What is Article 9 of the Constitution of Japan?

What is Article 9 of the Constitution of Japan?

Article 9 as a Pledge to Asia and the World

 

1. Aspiring sincerely to an international peace based on justice and order, the Japanese people forever renounce war as a sovereign right of the nation and the threat or use of force as means of settling international disputes.

2. In order to accomplish the aim of the preceding paragraph, land, sea, and air forces, as well as other war potential, will never be maintained. The right of belligerency of the state will not be recognized.

Article 9 of the Japanese Constitution was legislated in 1946, immediately following the end of the Second World War.

Prior to, and during the war, Japan colonized the Korean Peninsula, Taiwan, the islands in the Pacific, and invaded China and other countries in the Asia Pacific region. Japan is responsible for causing considerable harm to the people living in Asia, including inhumane atrocities; such as the coercion of labor, genocide, human experiments, and “comfort women” (sex slaves). 20 million people are said to have fallen victim. At the same time in Japan, an approximate 3 million people, many of them civilians, lost their lives in the air-raids, the ground war in Okinawa, and the dropping of the atomic bomb on Hiroshima and Nagasaki.

In the Potsdam Declaration (July 1945) Japan accepted at the end of the war, the wrongness of Japan’s war of aggression was confirmed. Article 9 was legislated under the understanding that the most effective means to guarantee Japan to never wage war again, was not to possess any war potential.
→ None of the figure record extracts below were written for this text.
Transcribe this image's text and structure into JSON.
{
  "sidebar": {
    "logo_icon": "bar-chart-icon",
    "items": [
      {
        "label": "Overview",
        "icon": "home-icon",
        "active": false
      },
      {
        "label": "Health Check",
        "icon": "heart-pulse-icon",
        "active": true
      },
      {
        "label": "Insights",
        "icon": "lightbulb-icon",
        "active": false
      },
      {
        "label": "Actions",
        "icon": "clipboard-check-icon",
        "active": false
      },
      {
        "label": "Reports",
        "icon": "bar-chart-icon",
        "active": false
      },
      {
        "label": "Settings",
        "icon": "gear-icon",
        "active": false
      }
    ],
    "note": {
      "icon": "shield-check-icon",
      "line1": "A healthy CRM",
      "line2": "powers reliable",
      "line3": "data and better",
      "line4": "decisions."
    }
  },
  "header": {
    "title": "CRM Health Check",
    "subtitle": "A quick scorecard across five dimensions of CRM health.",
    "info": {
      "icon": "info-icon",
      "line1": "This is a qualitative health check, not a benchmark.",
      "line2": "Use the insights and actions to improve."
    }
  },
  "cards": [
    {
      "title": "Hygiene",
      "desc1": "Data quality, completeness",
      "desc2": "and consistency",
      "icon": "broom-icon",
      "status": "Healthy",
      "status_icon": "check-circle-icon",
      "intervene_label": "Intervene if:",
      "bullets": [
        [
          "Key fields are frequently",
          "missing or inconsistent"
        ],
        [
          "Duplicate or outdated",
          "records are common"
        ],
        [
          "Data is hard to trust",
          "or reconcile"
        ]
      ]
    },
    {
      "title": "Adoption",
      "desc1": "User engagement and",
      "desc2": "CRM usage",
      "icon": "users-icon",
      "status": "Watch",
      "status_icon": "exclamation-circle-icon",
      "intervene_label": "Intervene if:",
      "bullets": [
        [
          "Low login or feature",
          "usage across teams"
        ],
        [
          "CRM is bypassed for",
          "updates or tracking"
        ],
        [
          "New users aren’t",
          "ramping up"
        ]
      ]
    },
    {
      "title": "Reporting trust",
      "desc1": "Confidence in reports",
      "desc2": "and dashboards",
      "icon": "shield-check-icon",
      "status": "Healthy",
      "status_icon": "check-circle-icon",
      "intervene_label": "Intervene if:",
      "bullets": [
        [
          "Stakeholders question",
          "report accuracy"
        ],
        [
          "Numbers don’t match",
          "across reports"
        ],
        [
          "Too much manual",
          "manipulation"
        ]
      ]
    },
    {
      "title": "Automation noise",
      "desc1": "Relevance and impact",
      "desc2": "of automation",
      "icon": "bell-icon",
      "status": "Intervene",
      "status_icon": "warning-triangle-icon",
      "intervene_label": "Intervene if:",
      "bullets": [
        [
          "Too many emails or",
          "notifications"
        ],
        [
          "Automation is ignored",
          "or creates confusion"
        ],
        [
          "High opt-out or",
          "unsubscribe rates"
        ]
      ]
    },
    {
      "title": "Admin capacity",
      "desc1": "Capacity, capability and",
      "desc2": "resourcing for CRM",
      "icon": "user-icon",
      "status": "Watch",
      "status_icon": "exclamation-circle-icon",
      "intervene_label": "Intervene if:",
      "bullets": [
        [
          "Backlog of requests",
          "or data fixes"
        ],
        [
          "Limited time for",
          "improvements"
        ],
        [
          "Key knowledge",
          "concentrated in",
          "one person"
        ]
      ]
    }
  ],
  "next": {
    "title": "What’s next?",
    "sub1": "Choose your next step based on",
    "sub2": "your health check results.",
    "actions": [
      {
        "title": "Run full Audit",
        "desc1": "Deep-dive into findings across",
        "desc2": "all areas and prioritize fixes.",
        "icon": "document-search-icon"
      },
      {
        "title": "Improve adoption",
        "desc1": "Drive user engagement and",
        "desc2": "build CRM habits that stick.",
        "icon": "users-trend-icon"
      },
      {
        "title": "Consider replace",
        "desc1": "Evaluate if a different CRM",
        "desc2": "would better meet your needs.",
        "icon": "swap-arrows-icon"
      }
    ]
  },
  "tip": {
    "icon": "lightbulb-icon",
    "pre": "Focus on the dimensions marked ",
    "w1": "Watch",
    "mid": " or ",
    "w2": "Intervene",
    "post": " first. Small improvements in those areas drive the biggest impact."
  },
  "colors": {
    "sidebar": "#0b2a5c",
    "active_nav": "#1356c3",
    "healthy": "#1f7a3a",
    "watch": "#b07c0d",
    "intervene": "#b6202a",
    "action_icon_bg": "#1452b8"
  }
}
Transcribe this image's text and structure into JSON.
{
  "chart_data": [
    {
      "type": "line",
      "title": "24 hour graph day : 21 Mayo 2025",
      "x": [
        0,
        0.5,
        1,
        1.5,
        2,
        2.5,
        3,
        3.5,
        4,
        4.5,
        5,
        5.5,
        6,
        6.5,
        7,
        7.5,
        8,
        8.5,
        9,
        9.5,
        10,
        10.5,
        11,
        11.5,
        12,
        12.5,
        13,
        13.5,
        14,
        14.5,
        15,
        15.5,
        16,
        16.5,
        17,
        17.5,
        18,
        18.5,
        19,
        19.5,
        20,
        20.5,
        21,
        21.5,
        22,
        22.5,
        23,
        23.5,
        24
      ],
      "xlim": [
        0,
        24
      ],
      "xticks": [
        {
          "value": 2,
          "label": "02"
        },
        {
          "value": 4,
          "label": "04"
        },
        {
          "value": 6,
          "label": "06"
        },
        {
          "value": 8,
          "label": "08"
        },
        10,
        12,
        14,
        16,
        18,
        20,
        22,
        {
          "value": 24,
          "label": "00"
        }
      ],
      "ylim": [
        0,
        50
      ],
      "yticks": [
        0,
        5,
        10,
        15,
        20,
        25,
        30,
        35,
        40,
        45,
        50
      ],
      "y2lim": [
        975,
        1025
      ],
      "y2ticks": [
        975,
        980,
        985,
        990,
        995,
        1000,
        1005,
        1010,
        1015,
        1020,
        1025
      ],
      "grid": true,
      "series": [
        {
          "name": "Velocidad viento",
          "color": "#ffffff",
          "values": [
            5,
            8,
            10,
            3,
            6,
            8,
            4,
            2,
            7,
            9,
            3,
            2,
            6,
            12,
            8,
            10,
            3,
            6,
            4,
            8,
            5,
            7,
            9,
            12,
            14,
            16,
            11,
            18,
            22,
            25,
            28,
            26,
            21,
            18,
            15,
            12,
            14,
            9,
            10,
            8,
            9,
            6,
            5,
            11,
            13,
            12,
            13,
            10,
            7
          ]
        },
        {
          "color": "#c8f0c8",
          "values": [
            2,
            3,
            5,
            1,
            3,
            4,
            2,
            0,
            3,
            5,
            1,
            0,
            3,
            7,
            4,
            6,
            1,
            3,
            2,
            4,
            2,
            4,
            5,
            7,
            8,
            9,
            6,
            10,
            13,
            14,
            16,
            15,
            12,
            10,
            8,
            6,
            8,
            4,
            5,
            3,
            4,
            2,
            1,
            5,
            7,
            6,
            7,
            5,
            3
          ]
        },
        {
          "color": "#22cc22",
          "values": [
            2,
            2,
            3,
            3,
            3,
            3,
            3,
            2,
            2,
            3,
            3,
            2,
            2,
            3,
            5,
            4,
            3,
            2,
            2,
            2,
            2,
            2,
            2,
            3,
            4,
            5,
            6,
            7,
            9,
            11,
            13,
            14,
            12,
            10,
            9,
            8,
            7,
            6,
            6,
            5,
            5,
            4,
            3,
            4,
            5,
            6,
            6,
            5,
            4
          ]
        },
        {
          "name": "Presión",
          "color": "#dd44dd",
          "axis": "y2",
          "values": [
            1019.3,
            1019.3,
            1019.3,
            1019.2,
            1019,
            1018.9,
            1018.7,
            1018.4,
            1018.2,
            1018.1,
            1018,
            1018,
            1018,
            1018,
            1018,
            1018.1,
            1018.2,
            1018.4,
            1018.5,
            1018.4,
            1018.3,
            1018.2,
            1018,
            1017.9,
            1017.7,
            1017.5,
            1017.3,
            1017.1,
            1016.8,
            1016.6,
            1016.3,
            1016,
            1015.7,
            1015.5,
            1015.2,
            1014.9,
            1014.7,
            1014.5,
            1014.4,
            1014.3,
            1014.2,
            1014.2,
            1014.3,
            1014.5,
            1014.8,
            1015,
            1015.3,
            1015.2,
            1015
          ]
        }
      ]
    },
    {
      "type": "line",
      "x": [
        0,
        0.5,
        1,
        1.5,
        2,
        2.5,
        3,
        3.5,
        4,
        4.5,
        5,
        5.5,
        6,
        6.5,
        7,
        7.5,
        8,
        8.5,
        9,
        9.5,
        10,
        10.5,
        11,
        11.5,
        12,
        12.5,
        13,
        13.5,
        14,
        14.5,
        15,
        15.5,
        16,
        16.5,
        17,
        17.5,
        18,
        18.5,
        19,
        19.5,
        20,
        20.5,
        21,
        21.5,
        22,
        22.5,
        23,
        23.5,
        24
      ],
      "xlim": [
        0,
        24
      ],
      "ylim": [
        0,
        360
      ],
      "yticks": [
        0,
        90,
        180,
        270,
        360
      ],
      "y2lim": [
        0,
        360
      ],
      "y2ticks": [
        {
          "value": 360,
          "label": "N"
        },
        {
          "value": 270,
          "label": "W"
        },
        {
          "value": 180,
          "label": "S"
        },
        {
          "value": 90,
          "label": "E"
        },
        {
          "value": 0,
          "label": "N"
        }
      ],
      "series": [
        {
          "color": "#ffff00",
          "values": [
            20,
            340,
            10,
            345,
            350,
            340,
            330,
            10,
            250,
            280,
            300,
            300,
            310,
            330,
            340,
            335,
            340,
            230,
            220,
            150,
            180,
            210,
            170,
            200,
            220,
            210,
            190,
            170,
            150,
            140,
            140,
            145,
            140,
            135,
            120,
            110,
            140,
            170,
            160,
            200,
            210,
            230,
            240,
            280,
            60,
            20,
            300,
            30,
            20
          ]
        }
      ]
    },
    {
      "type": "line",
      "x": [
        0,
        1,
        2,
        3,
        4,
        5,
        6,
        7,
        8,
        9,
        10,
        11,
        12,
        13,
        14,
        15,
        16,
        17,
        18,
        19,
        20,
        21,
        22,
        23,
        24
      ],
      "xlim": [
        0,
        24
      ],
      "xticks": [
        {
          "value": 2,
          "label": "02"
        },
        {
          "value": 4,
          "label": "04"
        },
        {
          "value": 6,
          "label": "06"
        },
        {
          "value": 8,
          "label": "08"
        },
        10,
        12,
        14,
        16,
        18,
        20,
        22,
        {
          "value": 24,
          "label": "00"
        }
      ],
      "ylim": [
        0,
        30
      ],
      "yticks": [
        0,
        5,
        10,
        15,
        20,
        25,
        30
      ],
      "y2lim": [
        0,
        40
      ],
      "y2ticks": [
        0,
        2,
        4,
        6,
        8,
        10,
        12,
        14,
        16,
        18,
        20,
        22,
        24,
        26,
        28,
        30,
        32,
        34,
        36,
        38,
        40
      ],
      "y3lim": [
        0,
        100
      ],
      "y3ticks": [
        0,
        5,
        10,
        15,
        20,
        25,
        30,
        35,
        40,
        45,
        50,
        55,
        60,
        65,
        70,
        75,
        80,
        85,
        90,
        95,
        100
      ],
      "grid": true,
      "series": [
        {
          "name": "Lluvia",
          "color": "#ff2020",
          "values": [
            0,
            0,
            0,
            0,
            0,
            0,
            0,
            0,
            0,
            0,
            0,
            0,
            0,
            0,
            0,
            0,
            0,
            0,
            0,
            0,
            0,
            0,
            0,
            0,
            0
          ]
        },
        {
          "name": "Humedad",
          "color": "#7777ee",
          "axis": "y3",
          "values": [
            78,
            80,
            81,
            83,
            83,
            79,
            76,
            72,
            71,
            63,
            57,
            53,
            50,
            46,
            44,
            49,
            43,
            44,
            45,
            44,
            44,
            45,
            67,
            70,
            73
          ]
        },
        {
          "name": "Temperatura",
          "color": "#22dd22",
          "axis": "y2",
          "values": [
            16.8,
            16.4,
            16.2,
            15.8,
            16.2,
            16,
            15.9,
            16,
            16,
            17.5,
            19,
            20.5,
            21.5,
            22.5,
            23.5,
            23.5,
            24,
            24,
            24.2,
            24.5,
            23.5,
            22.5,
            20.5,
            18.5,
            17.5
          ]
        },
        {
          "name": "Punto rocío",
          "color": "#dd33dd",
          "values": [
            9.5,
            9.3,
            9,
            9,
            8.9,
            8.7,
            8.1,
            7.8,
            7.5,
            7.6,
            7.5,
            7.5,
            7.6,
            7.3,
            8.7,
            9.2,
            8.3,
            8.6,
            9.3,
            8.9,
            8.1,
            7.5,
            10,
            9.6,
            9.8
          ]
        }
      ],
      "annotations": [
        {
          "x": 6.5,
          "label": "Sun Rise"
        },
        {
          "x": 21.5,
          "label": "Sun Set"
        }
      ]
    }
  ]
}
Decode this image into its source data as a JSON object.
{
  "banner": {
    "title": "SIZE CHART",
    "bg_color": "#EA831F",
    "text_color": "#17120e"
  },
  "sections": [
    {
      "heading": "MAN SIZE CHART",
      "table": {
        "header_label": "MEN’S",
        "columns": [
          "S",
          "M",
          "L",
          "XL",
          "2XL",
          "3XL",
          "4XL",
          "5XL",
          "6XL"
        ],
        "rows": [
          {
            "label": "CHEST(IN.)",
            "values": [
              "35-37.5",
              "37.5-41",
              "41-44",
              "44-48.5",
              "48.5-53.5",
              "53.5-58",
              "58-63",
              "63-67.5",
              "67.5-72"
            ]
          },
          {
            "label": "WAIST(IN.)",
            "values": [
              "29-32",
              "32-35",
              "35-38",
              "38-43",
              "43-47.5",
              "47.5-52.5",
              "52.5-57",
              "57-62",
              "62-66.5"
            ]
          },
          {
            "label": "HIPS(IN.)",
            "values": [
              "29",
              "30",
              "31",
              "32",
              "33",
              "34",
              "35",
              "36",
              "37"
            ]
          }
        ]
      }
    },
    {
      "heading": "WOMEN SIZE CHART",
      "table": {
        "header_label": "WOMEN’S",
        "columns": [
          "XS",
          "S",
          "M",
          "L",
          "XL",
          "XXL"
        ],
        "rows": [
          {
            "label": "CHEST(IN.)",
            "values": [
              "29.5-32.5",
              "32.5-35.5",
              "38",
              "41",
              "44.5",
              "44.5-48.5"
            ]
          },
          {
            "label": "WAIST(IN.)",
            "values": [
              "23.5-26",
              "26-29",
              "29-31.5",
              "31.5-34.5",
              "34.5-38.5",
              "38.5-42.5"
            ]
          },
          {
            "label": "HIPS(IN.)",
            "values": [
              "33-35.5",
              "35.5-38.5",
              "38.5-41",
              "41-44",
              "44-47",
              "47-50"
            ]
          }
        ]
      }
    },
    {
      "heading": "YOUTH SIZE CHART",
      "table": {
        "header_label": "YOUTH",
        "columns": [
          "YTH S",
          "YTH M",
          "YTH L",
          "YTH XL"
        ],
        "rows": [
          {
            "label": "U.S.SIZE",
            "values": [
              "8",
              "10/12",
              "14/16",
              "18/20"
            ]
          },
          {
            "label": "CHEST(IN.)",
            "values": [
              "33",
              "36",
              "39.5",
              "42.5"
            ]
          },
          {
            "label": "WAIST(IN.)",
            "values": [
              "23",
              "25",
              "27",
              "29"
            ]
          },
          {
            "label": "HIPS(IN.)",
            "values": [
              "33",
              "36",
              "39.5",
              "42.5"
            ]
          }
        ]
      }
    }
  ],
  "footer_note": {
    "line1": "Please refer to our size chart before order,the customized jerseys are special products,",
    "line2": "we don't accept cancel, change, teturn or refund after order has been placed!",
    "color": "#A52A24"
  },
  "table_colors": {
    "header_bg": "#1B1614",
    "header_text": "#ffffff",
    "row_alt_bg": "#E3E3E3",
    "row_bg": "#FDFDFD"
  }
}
Article 9 was legislated in deep reflection of Japan’s war of aggression and colonial rule. Therefore, Article 9; the renunciation of war, and the prohibition of maintaining any war potential, is Japan’s pledge and vow to the people of Asia, the Pacific, and the world, to never again repeat its mistakes.

Furthermore, in order for Japan to have fulfilled its war responsibility, it must have fully compensated for its past and must have apologized to the victims in Asia. It is only the least of fulfilling its war responsibilities for Japan to uphold its vow of never again waging war. We believe, that for this, and to stand by its pledge to the people of Asia, the Pacific, and the world, Japan must uphold and build on Article 9.